Lyell’s creative storytelling became Scientific doctrine in 1830, long before carbon dating, potassium argon dating, and rubidium strontium dating could account for it. Then again, when carbon dating, potassium argon dating, and rubidium strontium dating were finally invented, Lyell not only dethroned Moses, as was his claim, but stood in the lawgivers place. How Lyell’s imaginations could be so precise, down to the fine print—we must conclude—could only come from Divine inspiration. But Lyell didn’t believe in that sort of thing.
Martin Luther was right. He once implored the brethren:
“We Christians must be different from the philosophers (scientists) in the way we think about the causes of these things.

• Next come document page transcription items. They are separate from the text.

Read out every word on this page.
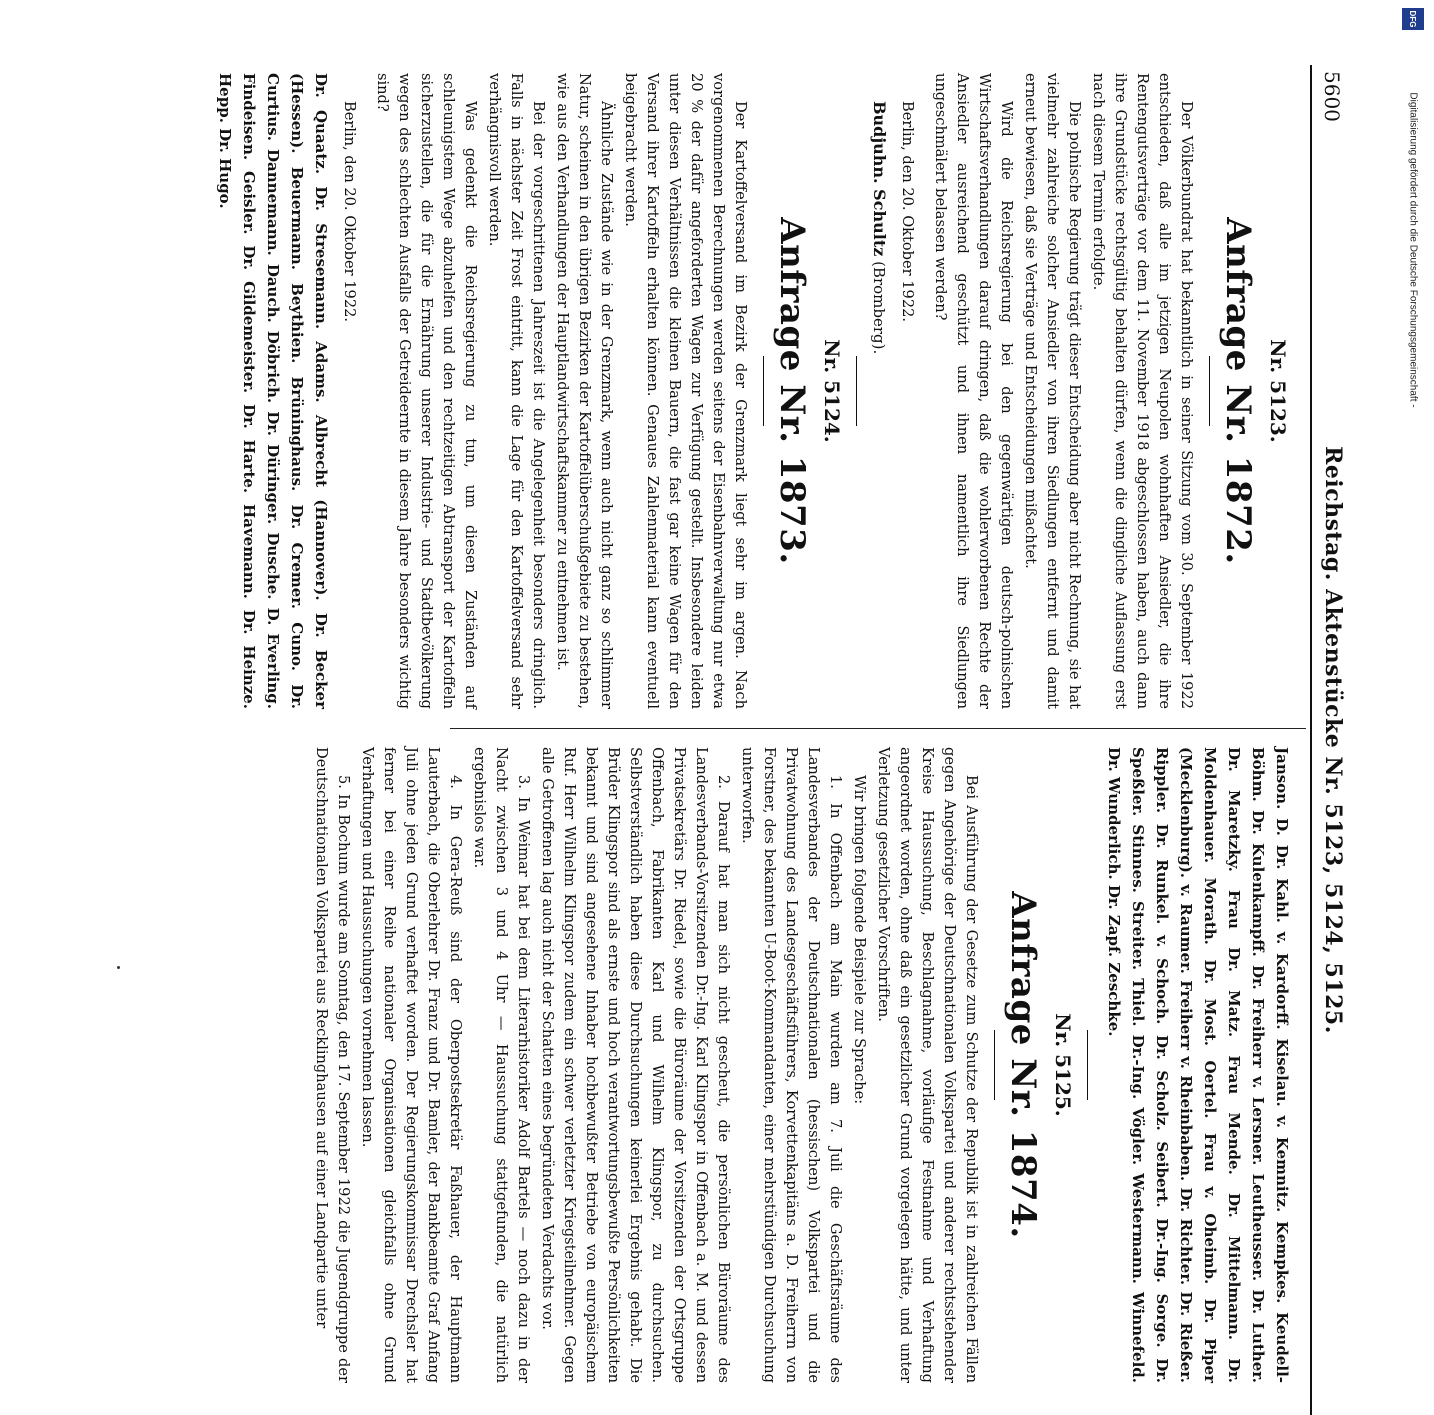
5600
Reichstag. Aktenstücke Nr. 5123, 5124, 5125.
Nr. 5123.
Anfrage Nr. 1872.

Der Völkerbundrat hat bekanntlich in seiner Sitzung vom 30. September 1922 entschieden, daß alle im jetzigen Neupolen wohnhaften Ansiedler, die ihre Rentengutsverträge vor dem 11. November 1918 abgeschlossen haben, auch dann ihre Grundstücke rechtsgültig behalten dürfen, wenn die dingliche Auflassung erst nach diesem Termin erfolgte.

Die polnische Regierung trägt dieser Entscheidung aber nicht Rechnung, sie hat vielmehr zahlreiche solcher Ansiedler von ihren Siedlungen entfernt und damit erneut bewiesen, daß sie Verträge und Entscheidungen mißachtet.

Wird die Reichsregierung bei den gegenwärtigen deutsch-polnischen Wirtschaftsverhandlungen darauf dringen, daß die wohlerworbenen Rechte der Ansiedler ausreichend geschützt und ihnen namentlich ihre Siedlungen ungeschmälert belassen werden?

Berlin, den 20. Oktober 1922.

Budjuhn. Schultz (Bromberg).

Nr. 5124.
Anfrage Nr. 1873.

Der Kartoffelversand im Bezirk der Grenzmark liegt sehr im argen. Nach vorgenommenen Berechnungen werden seitens der Eisenbahnverwaltung nur etwa 20 % der dafür angeforderten Wagen zur Verfügung gestellt. Insbesondere leiden unter diesen Verhältnissen die kleinen Bauern, die fast gar keine Wagen für den Versand ihrer Kartoffeln erhalten können. Genaues Zahlenmaterial kann eventuell beigebracht werden.

Ähnliche Zustände wie in der Grenzmark, wenn auch nicht ganz so schlimmer Natur, scheinen in den übrigen Bezirken der Kartoffelüberschußgebiete zu bestehen, wie aus den Verhandlungen der Hauptlandwirtschaftskammer zu entnehmen ist.

Bei der vorgeschrittenen Jahreszeit ist die Angelegenheit besonders dringlich. Falls in nächster Zeit Frost eintritt, kann die Lage für den Kartoffelversand sehr verhängnisvoll werden.

Was gedenkt die Reichsregierung zu tun, um diesen Zuständen auf schleunigstem Wege abzuhelfen und den rechtzeitigen Abtransport der Kartoffeln sicherzustellen, die für die Ernährung unserer Industrie- und Stadtbevölkerung wegen des schlechten Ausfalls der Getreideernte in diesem Jahre besonders wichtig sind?

Berlin, den 20. Oktober 1922.

Dr. Quaatz. Dr. Stresemann. Adams. Albrecht (Hannover). Dr. Becker (Hessen). Beuermann. Beythien. Brüninghaus. Dr. Cremer. Cuno. Dr. Curtius. Dannemann. Dauch. Döbrich. Dr. Düringer. Dusche. D. Everling. Findeisen. Geisler. Dr. Gildemeister. Dr. Harte. Havemann. Dr. Heinze. Hepp. Dr. Hugo.

Janson. D. Dr. Kahl. v. Kardorff. Kiselau. v. Kemnitz. Kempkes. Keudell-Böhm. Dr. Kulenkampff. Dr. Freiherr v. Lersner. Leutheusser. Dr. Luther. Dr. Maretzky. Frau Dr. Matz. Frau Mende. Dr. Mittelmann. Dr. Moldenhauer. Morath. Dr. Most. Oertel. Frau v. Oheimb. Dr. Piper (Mecklenburg). v. Raumer. Freiherr v. Rheinbaben. Dr. Richter. Dr. Rießer. Rippler. Dr. Runkel. v. Schoch. Dr. Scholz. Seibert. Dr.-Ing. Sorge. Dr. Speßler. Stinnes. Streiter. Thiel. Dr.-Ing. Vögler. Westermann. Winnefeld. Dr. Wunderlich. Dr. Zapf. Zeschke.

Nr. 5125.
Anfrage Nr. 1874.

Bei Ausführung der Gesetze zum Schutze der Republik ist in zahlreichen Fällen gegen Angehörige der Deutschnationalen Volkspartei und anderer rechtsstehender Kreise Haussuchung, Beschlagnahme, vorläufige Festnahme und Verhaftung angeordnet worden, ohne daß ein gesetzlicher Grund vorgelegen hätte, und unter Verletzung gesetzlicher Vorschriften.

Wir bringen folgende Beispiele zur Sprache:

1. In Offenbach am Main wurden am 7. Juli die Geschäftsräume des Landesverbandes der Deutschnationalen (hessischen) Volkspartei und die Privatwohnung des Landesgeschäftsführers, Korvettenkapitäns a. D. Freiherrn von Forstner, des bekannten U-Boot-Kommandanten, einer mehrstündigen Durchsuchung unterworfen.

2. Darauf hat man sich nicht gescheut, die persönlichen Büroräume des Landesverbands-Vorsitzenden Dr.-Ing. Karl Klingspor in Offenbach a. M. und dessen Privatsekretärs Dr. Riedel, sowie die Büroräume der Vorsitzenden der Ortsgruppe Offenbach, Fabrikanten Karl und Wilhelm Klingspor, zu durchsuchen. Selbstverständlich haben diese Durchsuchungen keinerlei Ergebnis gehabt. Die Brüder Klingspor sind als ernste und hoch verantwortungsbewußte Persönlichkeiten bekannt und sind angesehene Inhaber hochbewußter Betriebe von europäischem Ruf. Herr Wilhelm Klingspor zudem ein schwer verletzter Kriegsteilnehmer. Gegen alle Getroffenen lag auch nicht der Schatten eines begründeten Verdachts vor.

3. In Weimar hat bei dem Literarhistoriker Adolf Bartels — noch dazu in der Nacht zwischen 3 und 4 Uhr — Haussuchung stattgefunden, die natürlich ergebnislos war.

4. In Gera-Reuß sind der Oberpostsekretär Faßhauer, der Hauptmann Lauterbach, die Oberlehrer Dr. Franz und Dr. Bamler, der Bankbeamte Graf Anfang Juli ohne jeden Grund verhaftet worden. Der Regierungskommissar Drechsler hat ferner bei einer Reihe nationaler Organisationen gleichfalls ohne Grund Verhaftungen und Haussuchungen vornehmen lassen.

5. In Bochum wurde am Sonntag, den 17. September 1922 die Jugendgruppe der Deutschnationalen Volkspartei aus Recklinghausen auf einer Landpartie unter

DFG
Digitalisierung gefördert durch die Deutsche Forschungsgemeinschaft -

And if some are beyond our comprehension (like those before us concerning the waters above the heavens), we must believe them and admit our lack of knowledge rather than either wickedly deny them or presumptuously interpret them in conformity with our understanding.”
Little did Scottish theologian Thomas Chalmers suspect that harmonization with Natural Revelation was about as complimentary with Christianity as the roof of a house is on fire. Ultimately, Chalmers served the very evil which he supposed to prevent. Indeed unfortunate—it was a wholly avoidable disaster. And yet in hindsight Weston Fields sympathetically writes: “he could not have realized the full implications of his position” when Chalmers wrote:
“Should, in particular, the explanation that we now offer be sustained, this would permit an indefinite scope to the conjectures of geology—and without any undue liberty with the first chapter of Genesis.”
As it is with all great deceptions, man needs time—and more time. He needs time a-plenty if his perverse imaginations can coax his contemporaries away from the guiding light which only Scripture can provide in hopes of delivering counter promises. First the church knelt down to the astronomer—then the geologist—and finally the biologist. The set-up was perfectly executed. Charles Swindoll once said, “The swift wind of compromise is a lot more devastating than the sudden jolt of misfortune.” In actuality, all hell broke loose.
The church was ill-prepared for Mr. Charles Darwin.